The government consistently supports the corporates in various ways, including waiving their loans, providing them with resources meant for all citizens, and through various schemes. This support involves hard-earned taxpayers’ money, a part of it reinvested by them as ‘philanthropy’. Rather than waiving off loans for farmers and workers, the government has waived loans worth lakhs of crores for big corporations. The government continues to serve them by altering labour laws and not enforcing existing ones. Workers often work more than 8 hours without overtime pay, too few receive the minimum wage, and can be fired anytime because they are not made permanent. They work in the most terrible conditions possible for any human being.
The money philanthropists donate is accumulated through the exploitation of human and natural resources. For instance, Wipro fired more than 500 employees in February to improve its profit margin, while Narayan Murthy promotes working for 12 hours a day, claiming India’s productivity level is low, even as he makes his grandson the youngest millionaire before he turned one. Companies owned by Adani, Azim Premji, Ambani and others have tie-ups with Israeli companies, profiting off genocide. The money Azim Premji has donated for the mid-day meal program for the children of Karnataka comes from genocide and multiple other exploitations they engage in daily. Adani has single-handedly looted resources in Central India and other states, leading to thousands of deaths and the displacement of lakhs of people. The war drones he makes have been used on citizens in Chhattisgarh, Kashmir, and Palestine. After committing so many atrocities on multiple levels, it is easy to donate some money to create good optics for themselves. No matter how much money they donate, it will always be blood money, money that came from the exploitation of the masses. Some argue that if something good comes from this exploitation, it should be supported. However, these philanthropist organizations invest in social sectors like education and health, which are supposed to be run by the government. This shift allows the government to escape its responsibilities, suppressing the anger that was supposed to emerge from citizens and diluting it. As Marx said, “charity deflects the proletariat’s attention from the class oppression they were supposed to overthrow.” He argued that many things blind the working class, but “the greatest of these is charity.”
Digging deeper into these philanthropic initiatives reveals they are not doing good for anyone but themselves. For example, at Azim Premji University, fees have more than doubled in the last five years, while scholarships have decreased. Scholarship students are haunted by the fear that their scholarships will be taken away if they dissent against the authorities. The scholarship process is not transparent. These kinds of organizations aim to train students to be ‘neutral’ and then send them to vulnerable areas as development practitioners, preaching the same politics. The money Azim Premji has, comes from the exploitation of human and natural resources, and students should not feel that the foundation is doing any charity for them.
If these philanthropists really want to do good for society, they should turn their companies into co-operatives and redistribute all their private property. But this will not happen. Their philanthropic activities help in reducing public anger that can boil into a revolution. They will use all their power to stop it from happening. If donating a small fraction of their money and resources to tokenistic ‘social causes’ helps, so be it.
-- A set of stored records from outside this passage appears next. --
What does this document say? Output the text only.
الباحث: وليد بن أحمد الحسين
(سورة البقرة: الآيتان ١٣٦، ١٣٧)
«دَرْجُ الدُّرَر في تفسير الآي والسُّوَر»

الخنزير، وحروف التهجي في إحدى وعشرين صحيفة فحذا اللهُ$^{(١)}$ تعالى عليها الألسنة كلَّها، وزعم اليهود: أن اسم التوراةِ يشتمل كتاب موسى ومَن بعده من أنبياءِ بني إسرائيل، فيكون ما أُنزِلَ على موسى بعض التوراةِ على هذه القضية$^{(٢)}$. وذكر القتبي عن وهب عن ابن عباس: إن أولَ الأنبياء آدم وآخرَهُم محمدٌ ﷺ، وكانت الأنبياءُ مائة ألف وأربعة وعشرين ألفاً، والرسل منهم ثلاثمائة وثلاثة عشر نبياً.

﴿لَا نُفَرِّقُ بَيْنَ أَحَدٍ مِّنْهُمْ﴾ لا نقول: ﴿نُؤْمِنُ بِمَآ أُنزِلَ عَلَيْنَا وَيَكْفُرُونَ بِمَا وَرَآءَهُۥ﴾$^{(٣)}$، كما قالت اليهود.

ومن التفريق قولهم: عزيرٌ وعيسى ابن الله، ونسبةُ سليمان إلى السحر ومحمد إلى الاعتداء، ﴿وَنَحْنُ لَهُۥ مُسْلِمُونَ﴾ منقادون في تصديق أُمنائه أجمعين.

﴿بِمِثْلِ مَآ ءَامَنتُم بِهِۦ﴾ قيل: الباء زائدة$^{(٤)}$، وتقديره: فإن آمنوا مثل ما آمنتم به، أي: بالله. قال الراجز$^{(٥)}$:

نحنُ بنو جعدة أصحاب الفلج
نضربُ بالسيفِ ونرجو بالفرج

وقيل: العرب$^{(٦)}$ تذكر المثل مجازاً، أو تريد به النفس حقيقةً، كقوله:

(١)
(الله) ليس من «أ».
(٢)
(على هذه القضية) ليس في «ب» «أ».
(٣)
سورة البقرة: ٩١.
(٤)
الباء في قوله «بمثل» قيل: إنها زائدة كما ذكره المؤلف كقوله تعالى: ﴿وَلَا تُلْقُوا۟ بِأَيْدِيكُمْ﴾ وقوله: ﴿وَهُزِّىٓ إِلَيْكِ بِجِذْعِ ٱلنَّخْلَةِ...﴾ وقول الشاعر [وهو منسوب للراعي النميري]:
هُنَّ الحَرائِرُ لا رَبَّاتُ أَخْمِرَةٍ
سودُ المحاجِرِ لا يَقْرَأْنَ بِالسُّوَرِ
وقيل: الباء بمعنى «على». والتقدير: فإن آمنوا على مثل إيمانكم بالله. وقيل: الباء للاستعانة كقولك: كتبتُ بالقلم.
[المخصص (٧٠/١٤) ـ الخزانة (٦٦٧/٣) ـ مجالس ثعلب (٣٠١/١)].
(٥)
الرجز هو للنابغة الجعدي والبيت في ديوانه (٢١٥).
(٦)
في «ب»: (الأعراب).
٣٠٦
As Engels said, “If I spend this much upon benevolent institutions, I thereby purchase the right not to be troubled any further, and you are bound thereby to stay in your dusky holes and not to irritate my tender nerves by exposing your misery. You shall despair as before, but you shall despair unseen; this I require, this I purchase with my subscription of twenty pounds for the infirmary.”
We shouldn’t be deceived by this. We must understand that these philanthropic initiatives do not bring any good to society. Rather, they stop or slow down progress. Substantial change can only happen through structural change when the current ruling class including these philanthropists is overthrown and a state of the working class is built.